By Dominic Ponsford
Graphic photos showing a woman jumping to her death have prompted the Press Complaints Commission to urge a review of editorial guidelines on coverage of suicide.
But the PCC has rejected complaints from friends of American lawyer Katherine Ward that publication of a mid-air photo after she jumped from the top floor of a London hotel was in breach of the Editors’ Code.
Freelance photographer Jonathan Bushell photographed Ward on 3 January, as she jumped to her death from the Jury’s Hotel in Kensington.
The shots were made available to all UK papers, but only The Sun, the Evening Standard and The Times used them.
A friend of the dead woman, Marina Palomba, complained under Clause Five of the Code (intrusion into grief or shock) about the articles in The Sun and Evening Standard.
The Sun was first to publish the picture, on 4 January, followed by the Evening Standard the same day and The Times the following day.
Palomba described images published of her friend standing on a ledge, and then in mid-air, as "horrifying and distressing" and that it was "merely a matter of luck" that she had already been informed of the tragedy before reading the stories.
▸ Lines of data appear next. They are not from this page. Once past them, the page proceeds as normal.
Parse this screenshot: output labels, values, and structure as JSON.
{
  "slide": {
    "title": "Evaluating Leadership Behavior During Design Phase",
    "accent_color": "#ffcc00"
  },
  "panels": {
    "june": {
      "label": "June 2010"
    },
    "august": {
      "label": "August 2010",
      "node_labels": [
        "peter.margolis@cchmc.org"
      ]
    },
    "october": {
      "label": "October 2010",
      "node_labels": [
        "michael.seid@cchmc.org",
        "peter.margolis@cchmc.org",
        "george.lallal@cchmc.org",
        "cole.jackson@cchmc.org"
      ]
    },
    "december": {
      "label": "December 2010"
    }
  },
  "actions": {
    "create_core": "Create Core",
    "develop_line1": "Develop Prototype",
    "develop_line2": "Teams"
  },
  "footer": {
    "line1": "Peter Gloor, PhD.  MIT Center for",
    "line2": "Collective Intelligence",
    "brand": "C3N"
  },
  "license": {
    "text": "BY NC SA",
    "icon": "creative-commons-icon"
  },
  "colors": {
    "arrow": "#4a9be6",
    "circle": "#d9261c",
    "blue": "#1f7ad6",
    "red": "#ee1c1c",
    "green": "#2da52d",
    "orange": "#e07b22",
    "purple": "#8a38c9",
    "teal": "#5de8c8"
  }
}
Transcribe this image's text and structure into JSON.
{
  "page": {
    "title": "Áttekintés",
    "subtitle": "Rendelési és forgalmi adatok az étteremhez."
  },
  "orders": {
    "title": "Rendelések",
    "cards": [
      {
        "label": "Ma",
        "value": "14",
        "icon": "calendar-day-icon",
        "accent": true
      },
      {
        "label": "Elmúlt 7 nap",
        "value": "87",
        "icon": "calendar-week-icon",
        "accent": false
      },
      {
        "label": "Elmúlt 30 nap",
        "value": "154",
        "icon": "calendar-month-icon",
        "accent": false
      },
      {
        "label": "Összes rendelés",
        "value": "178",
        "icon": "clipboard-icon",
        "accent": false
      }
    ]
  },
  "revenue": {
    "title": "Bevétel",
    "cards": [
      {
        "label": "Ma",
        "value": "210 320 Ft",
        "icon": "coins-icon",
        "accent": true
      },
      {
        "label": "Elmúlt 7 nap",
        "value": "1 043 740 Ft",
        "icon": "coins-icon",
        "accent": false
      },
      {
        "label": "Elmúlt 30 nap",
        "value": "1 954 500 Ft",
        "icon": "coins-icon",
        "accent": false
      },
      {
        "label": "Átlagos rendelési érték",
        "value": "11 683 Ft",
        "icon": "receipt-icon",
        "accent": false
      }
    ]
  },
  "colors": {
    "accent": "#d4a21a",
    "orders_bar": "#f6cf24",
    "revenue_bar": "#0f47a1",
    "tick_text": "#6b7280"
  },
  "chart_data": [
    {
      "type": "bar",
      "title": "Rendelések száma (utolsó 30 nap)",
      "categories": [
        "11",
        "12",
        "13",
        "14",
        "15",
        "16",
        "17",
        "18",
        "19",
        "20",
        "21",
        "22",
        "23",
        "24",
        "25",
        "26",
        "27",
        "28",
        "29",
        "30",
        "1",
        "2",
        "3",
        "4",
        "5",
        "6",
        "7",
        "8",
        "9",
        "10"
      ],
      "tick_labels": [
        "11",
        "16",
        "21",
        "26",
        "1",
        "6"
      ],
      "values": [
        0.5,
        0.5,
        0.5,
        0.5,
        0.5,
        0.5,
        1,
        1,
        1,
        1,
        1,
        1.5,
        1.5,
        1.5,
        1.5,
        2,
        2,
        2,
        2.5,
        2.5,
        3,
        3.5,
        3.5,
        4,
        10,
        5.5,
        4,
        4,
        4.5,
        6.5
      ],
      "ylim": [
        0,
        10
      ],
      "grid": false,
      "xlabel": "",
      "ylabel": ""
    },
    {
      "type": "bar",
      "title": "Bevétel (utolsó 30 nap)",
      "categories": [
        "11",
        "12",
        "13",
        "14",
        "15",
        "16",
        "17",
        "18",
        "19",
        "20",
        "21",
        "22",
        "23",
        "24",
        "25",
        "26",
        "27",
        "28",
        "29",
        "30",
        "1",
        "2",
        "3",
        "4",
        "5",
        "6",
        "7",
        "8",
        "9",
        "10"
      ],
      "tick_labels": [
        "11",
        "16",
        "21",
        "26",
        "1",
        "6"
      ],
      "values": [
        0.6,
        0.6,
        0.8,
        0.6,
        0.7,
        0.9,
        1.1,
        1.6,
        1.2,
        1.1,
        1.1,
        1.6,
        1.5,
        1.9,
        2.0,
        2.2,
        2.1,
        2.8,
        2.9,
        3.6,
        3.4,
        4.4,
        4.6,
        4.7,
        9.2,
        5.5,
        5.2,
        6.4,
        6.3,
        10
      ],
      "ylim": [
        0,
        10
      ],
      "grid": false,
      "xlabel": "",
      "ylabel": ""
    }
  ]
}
The Sun told the PCC that the decision to publish the photos was "taken after a great deal of consideration by senior executives" and that the story was "brief and factual".
The PCC said it was not its job to rule on matters of taste, but it noted that individual members of the commission felt publication of the mid-air photo of Ward "was likely to offend and upset readers".
However, it stated that such a public death was a newsworthy event and The Sun had not sought to "sensationalise or trivialise" it.
The Sun used small versions of the photographs in black and white and identified Ward only as "an American guest at the hotel".
The PCC criticised the Standard, which used a larger version of the controversial photo, for not making "specific checks" to ensure that the woman’s family were already aware of her death.
The commission reminded editors that they should take "great care in ensuring that they are not the first people to inform family of the news of a bereavement".
And it has suggested that the Code of Practice Committee, which undertakes an annual review of the Editors’ Code, should "consider the extent to which the reporting of suicide, and any sudden death, is covered by the code as it currently stands". Palomba has appealed the decision to PCC charter commissioner Sir Brian Cubbon.
Another friend of Ward, Martine Petetin, complained about The Times’s story, which also included photos of her on the ledge and in mid-air.
Her complaint was rejected, but the PCC noted in its report that, as with the other articles, individual members of the commission "regretted that publication had caused offence to members of the public".